# Suche DaoC mentor :-D und nebenbei noch Fragen ;)



## jeNoova (28. Januar 2008)

Heyho^^


Wollte mal fragen ob von euch noch jemand aktiv DaoC spielt, würde es auch gerne mal spielen! Aber sieht mir recht kompliziert aus von daher wäre es super wenn ich jemanden hätte in dessen Gilde ich kann und der mir das Game mal ein wenig erklärt^^


Und dann habe ich so nebenbei nochmal ein paar Fragen:

Kann man DaoC auch neben WoW spielen?

Wie schnell lvlt man?

Wie kommt man an gutes equip ran und ist es schwer an equip ranzukommen?

Sind ja nicht mehr soviele Leute, rein Zahlen technisch, ist denn trotzdem noch viel los oder gar nichts mehr?

Gibt es crafting in DaoC wenn ja, in welcher Form?

Schränkt mich die 14Tage Trial Version in irgendeiner Form ein? Wenn ja, in welcher?

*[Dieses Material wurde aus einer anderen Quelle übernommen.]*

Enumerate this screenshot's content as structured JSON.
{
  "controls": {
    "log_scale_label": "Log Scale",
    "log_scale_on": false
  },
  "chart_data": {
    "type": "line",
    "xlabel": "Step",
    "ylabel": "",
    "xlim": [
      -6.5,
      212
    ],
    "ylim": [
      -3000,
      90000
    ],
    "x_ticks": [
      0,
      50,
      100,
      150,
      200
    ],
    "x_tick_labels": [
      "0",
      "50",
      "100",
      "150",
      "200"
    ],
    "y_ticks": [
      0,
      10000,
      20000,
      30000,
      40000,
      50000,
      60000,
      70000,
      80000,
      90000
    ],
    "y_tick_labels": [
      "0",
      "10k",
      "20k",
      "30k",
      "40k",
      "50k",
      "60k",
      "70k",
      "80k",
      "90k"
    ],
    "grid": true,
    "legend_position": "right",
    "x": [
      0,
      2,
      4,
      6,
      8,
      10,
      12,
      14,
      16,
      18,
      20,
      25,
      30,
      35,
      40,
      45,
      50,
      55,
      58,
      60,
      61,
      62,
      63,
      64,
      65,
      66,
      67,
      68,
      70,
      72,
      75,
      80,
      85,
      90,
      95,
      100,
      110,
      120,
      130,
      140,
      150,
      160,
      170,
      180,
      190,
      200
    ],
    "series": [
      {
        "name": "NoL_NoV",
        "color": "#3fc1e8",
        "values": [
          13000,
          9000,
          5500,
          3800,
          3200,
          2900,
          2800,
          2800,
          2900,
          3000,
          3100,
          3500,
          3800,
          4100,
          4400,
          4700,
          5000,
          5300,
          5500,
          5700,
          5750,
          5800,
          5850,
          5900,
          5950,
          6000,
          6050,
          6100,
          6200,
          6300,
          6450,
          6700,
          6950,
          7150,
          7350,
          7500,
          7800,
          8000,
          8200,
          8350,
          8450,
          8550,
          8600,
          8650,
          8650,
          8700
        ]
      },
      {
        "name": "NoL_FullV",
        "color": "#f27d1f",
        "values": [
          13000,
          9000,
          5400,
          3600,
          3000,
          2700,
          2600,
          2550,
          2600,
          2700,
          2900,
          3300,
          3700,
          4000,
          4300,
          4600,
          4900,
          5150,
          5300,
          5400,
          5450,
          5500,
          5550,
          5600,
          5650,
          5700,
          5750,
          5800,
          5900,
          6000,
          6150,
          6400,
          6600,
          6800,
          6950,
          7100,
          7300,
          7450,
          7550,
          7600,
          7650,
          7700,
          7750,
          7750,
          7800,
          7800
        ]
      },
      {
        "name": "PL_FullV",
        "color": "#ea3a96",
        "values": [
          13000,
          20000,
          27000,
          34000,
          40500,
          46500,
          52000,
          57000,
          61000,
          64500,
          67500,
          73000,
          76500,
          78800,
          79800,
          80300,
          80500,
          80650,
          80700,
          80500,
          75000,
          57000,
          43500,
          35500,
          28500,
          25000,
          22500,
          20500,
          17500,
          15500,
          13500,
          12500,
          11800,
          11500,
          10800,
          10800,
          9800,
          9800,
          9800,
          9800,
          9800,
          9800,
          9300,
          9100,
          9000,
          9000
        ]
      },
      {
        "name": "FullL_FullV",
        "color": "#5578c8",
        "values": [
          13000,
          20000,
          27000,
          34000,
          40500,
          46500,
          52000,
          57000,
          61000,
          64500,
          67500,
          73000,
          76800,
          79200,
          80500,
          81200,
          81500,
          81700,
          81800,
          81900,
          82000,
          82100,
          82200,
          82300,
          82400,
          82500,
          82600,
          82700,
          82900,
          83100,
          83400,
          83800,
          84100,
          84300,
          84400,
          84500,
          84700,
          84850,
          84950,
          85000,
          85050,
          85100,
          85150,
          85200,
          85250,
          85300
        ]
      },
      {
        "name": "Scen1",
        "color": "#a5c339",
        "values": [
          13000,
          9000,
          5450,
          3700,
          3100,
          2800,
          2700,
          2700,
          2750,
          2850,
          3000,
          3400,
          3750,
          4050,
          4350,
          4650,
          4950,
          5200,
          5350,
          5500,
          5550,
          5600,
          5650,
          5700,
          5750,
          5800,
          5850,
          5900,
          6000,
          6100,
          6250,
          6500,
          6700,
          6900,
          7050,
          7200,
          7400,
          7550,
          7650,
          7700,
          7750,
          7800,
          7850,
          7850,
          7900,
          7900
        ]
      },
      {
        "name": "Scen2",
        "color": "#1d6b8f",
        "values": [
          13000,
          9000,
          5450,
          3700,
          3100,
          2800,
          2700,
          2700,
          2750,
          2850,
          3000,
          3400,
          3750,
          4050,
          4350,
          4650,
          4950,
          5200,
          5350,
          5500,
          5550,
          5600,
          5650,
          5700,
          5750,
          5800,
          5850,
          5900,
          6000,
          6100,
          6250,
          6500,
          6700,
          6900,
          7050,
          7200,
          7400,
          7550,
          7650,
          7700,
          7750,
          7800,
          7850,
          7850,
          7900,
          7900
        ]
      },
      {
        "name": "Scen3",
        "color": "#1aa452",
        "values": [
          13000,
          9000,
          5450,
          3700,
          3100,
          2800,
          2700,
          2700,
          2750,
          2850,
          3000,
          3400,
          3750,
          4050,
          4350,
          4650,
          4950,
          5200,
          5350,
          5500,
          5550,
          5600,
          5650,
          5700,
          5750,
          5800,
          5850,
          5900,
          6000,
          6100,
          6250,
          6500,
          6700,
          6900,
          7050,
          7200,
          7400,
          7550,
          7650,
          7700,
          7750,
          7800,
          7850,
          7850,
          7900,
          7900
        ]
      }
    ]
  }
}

Es gibt ja noch 1Addon das man sich kaufen muss ( oder doch mehr? ) Muss man das zwangweise haben? B.z.w wieviel kostet es?

Hoffe ich finde jemanden! =D


MfG  


			Dieser Inhalt steht nur eingeloggten Mitgliedern zur Verfügung.
        

 


			Dieser Inhalt steht nur eingeloggten Mitgliedern zur Verfügung.
        

 


			Dieser Inhalt steht nur eingeloggten Mitgliedern zur Verfügung.


----------



## jeNoova (28. Januar 2008)

Lese grade die Geschichten in dem Thread.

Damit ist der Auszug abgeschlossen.